Further, not less than 15% of the Net Offer shall be available for allocation on a proportionate basis to Non-Institutional Bidders and not less than 35% of the Net Offer shall be available for allocation to Retail Individual Bidders in accordance with the SEBI ICDR Regulations, subject to valid Bids being received at or above the Offer Price. Further, Equity Shares will be allocated on a proportionate basis to Eligible Employees applying under the Employee Reservation Portion, subject to valid Bids received from them at or above the Offer Price. All potential Bidders (except Anchor Investors) are required to mandatorily utilise the Application Supported by Blocked Amount (“ASBA”) process providing details of their respective ASBA accounts, and UPI ID in case of RIBs using the UPI Mechanism, if applicable, in which the corresponding Bid Amounts will be blocked by the SCSBs or by the Sponsor Bank under the UPI Mechanism, as the case may be, to the extent of respective Bid Amounts.
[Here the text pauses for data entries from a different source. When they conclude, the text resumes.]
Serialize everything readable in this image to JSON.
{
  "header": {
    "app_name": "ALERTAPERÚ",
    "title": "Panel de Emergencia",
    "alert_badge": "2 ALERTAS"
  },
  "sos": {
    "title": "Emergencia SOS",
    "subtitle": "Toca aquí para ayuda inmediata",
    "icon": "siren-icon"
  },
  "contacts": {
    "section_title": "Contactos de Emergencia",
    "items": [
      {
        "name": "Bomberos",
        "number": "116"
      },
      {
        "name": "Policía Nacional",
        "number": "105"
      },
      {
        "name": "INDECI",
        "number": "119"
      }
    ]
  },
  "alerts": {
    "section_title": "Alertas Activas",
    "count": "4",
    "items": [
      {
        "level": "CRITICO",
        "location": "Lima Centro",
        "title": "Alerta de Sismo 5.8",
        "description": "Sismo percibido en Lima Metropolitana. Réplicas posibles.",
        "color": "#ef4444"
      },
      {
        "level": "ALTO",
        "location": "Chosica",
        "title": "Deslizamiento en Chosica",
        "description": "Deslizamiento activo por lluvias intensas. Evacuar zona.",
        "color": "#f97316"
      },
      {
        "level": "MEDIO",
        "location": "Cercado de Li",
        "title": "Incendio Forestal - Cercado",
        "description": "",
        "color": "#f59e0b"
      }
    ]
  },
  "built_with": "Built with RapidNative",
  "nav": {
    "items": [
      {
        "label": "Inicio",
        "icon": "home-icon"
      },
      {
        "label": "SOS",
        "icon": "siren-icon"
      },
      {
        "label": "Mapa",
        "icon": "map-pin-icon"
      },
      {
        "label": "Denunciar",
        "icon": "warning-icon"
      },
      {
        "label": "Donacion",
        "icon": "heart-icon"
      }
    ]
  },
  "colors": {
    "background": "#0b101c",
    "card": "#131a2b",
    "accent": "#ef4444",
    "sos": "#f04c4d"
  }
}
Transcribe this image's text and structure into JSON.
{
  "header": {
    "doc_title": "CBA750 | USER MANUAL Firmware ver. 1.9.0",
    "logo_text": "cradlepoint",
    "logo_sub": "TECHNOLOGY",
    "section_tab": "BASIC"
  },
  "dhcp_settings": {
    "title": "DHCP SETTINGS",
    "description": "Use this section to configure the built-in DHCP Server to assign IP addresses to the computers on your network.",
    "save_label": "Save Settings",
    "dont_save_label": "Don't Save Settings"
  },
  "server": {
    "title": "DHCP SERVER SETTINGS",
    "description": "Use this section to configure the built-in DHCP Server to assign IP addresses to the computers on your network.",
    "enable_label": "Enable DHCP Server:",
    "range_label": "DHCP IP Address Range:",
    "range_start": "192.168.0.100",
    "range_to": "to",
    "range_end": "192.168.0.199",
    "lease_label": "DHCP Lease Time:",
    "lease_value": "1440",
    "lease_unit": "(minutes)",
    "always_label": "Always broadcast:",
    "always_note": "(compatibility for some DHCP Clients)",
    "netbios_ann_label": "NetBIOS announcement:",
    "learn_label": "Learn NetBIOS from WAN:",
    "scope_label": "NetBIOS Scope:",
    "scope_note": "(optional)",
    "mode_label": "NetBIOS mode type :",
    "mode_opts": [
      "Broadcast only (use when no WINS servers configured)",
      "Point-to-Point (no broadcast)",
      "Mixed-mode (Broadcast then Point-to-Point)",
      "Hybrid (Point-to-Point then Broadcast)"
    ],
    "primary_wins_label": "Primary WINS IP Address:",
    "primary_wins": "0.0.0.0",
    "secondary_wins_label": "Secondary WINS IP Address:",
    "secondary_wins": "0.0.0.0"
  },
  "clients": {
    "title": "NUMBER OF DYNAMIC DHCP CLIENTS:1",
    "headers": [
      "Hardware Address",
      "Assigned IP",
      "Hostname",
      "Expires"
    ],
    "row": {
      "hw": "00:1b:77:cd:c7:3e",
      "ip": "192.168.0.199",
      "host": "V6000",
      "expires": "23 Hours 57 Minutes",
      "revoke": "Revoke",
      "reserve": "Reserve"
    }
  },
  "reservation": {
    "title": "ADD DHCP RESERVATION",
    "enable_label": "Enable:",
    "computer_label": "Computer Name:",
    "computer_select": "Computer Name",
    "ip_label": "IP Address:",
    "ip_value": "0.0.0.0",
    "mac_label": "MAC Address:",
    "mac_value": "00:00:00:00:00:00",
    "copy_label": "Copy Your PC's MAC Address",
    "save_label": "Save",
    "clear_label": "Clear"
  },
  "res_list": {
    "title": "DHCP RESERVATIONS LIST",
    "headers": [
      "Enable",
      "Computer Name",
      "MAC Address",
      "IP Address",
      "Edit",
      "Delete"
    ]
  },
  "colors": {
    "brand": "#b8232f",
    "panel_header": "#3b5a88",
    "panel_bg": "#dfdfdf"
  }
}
Anchor Investors are not permitted to participate in the Offer through the ASBA process.
The Company proposes to utilise the Net Proceeds as follows (i) INR 1,500 mn towards funding capital expenditure for expansion of its existing manufacturing facility at Pudukkottai, Tamil Nadu by setting-up an additional unit adjacent to the existing facility; (ii) INR 500 mn towards purchase of tinting machines and gyroshakers; (ii) INR 250 mn towards repayment/prepayment of all or certain of Company’s borrowings; and (iv) balance towards general corporate purposes.
The Equity Shares offered in this Offer are
proposed to be listed at both BSE Limited (“BSE”) and National Stock
Exchange of India Limited (“NSE”, together with BSE, the “Stock
Exchanges”) post the listing. For the purpose of the Offer, BSE is the
Designated Stock Exchange.
Kotak Mahindra Capital Company Limited,
Edelweiss Financial Services Limited and ICICI Securities Limited are the BRLMs
to the Offer.
All capitalized terms used herein and not
specifically defined shall have the same meaning as ascribed to them in the Red
Herring Prospectus dated January 11, 2021 (“RHP”).